Prices of Treasury coupon securities plunged today as hope that legislators would pass some bailout package later in the week sparked a stock market recovery which has, as I write, erased over 50 percent of yesterday’s plunge. The stock market recovery reduced the safe haven bid for Treasury debt and motivated the heavy sell off.The market is very illiquid as the unprecedented volatility turns already gun shy traders even more risk averse.
The yield on the 2 year note has jumped 32 basis points to 1.98 percent. The yield on the benchmark 5 year note has catapulted by 32 basis points, also, to 2.99 percent. The yield on the 10 year note has skyrocketed by 26 basis points to 3.84 percent and the yield on the Long Bond has jumped 20 basis points to 4.31 percent.
The 2year/10 year spread has narrowed 6 basis points to 186 basis points.
The 2year/5year/30 year spread has narrowed to 31 basis points. The 5 year note is 31 basis points rich to the wings of the butterfly. Within the last two weeks that spread traded as much as 75 rich to the wings so the 5 year note has dramatically lagged the 2 year note and the 30 year bond.
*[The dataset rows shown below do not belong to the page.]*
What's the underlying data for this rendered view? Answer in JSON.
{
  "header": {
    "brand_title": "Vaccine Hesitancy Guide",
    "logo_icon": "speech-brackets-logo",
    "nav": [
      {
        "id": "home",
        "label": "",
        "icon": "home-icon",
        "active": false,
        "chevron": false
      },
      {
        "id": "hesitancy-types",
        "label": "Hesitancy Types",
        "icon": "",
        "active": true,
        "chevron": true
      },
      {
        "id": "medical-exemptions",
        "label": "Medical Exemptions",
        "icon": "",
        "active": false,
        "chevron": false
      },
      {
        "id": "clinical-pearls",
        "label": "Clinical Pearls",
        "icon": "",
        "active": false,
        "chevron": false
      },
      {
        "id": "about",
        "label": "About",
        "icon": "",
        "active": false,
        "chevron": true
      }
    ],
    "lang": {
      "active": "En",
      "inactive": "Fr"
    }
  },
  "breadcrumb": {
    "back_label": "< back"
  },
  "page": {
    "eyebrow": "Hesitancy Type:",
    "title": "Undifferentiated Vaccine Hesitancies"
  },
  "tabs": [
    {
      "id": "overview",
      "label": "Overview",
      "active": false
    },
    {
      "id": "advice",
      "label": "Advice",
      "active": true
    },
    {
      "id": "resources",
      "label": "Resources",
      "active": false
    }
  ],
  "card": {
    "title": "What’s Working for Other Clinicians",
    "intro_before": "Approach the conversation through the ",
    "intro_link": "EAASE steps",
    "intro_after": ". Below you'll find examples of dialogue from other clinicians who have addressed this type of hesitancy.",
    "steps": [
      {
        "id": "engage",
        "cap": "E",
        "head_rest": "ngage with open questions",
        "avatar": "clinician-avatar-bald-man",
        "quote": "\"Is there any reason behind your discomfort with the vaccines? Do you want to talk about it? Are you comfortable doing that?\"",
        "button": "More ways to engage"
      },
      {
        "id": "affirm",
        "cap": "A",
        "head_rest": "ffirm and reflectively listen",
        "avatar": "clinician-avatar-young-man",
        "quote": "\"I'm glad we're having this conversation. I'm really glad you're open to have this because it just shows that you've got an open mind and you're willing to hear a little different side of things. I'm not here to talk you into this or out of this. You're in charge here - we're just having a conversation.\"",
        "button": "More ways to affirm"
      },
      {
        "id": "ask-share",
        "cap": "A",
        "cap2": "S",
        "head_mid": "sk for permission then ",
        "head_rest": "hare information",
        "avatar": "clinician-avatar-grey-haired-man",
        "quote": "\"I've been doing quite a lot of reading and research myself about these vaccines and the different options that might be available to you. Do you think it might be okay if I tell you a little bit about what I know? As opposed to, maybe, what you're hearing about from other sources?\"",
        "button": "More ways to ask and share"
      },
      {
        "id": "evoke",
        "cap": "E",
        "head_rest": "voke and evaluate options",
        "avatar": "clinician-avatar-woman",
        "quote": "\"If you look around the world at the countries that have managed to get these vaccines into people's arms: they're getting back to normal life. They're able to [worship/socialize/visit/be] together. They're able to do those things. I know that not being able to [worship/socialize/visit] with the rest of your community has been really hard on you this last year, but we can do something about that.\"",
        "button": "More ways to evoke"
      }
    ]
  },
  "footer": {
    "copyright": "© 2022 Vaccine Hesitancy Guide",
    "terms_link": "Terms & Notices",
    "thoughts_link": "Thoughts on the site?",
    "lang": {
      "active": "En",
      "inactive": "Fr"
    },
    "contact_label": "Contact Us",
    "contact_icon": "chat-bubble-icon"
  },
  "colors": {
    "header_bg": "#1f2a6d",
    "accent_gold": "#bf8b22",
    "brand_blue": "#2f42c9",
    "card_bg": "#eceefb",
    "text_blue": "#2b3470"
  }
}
One of the traders with whom I regularly speak and whose opinions are regularly anonymously offered here suggests that there are good reasons for the underperformance. I do not wish to overstate the case or be some alarmist in the night. And it is the observation of one trader at one firm. He notes that some of the large central bank buyers of the belly of the Treasury curve have been conspicuous by a slowdown in their accumulation of Treasury paper.
He opines that the huge growth in reserves in China and in the petrodollar states and their purchases of Treasury debt made the 5 year point inordinately expensive. He notes that China has slowed its purchases and suspects that countries which derive revenue from oil are investing less,too.
The 5 year has generally traded rich to 2 year paper and 30 year paper the last several years. This trader remembers that in the early 1990s that the range was plus 60 to minus 40. So he thinks that the combination of heavy issuance from the Treasury and lighter demand from the overseas contingent could lead to a significant change in the valuation of the intermediate portion of the Treasury curve.
Another trader recounted horror stories in the long end of the Treasury curve. That sector has been replete with rumors of hedge fund liquidations of off the run long bonds. He cited the saga of the August 2026 issue which has cheapened 7 basis points to 8 basis points versus the Long Bond. Each basis point is worth $1443 per million. Do that math and you will find out that a small position would have caused much pain quickly.